Biotechnology studies for the regeneration of degenerated tissues have been promising for decades. In order to advance these studies and contribute to such studies in the field of regenerative medicine, we focused on evaluating the effects of surface topography, including 3D-structural features, chemical composition, the viability of stem cells, and attachment on the scaffold surface as functional scaffolds, and their surfaces were modified with two amino acids (L-lysine and L-glutamic acid). In this respect, polycaprolactone (PCL) nanofibers are synthesized using the electrospinning method, and methacrylate (MA)-based cryogels were synthesized with the cryogelation method. The physical structure of chemical properties of scaffolds in terms of porosity was assessed using scanning electron microscopy (SEM), which showed homogeneous favorable porosity in cryogel scaffolds with an average diameter of 62 mu m. The aim of this study was to investigate the behaviors of three different stem cells (MSCs originating from bone marrow, skin, and adipose tissue of rats) using two different cell scaffolds having different structural features and three different surface chemistries. To visualize the attachment of the mesenchymal stem cells on scaffolds, analyzed with SEM and DAPI staining, which showed a pattern of cellular attachment that indicated porous structures through SEM; cells attached to all scaffolds and surface modifications successfully except for non-modified scaffolds with all cell types.
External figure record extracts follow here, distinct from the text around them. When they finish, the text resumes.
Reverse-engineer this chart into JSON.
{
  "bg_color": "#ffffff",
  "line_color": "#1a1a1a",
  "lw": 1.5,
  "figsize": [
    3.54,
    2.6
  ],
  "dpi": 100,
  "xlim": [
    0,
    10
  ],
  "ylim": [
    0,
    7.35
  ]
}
Cell viability was assessed with the MTT assay, which yielded no significant toxicity against the cells, with cell viability having an average optical density (OD) of 0.29 at 570 nm for all cell types (p < 0.05). Then, to determine the induced differentiation of each MSC group from different origins, validated the stem cells used flow cytometry characterization and different respective stainings. Flow cytometry results of positive markers CD90 and CD44 showed more than 99% of the cells, while negative markers represented only 2 to 7% of the cells in the culturing medium. In light of the results, topography structures and surface modification of scaffolds have promising potential for the selection of the appropriate cell type and attachment surface with respect to stem cell types, which would shed light on studies in the regeneration of tissue damage.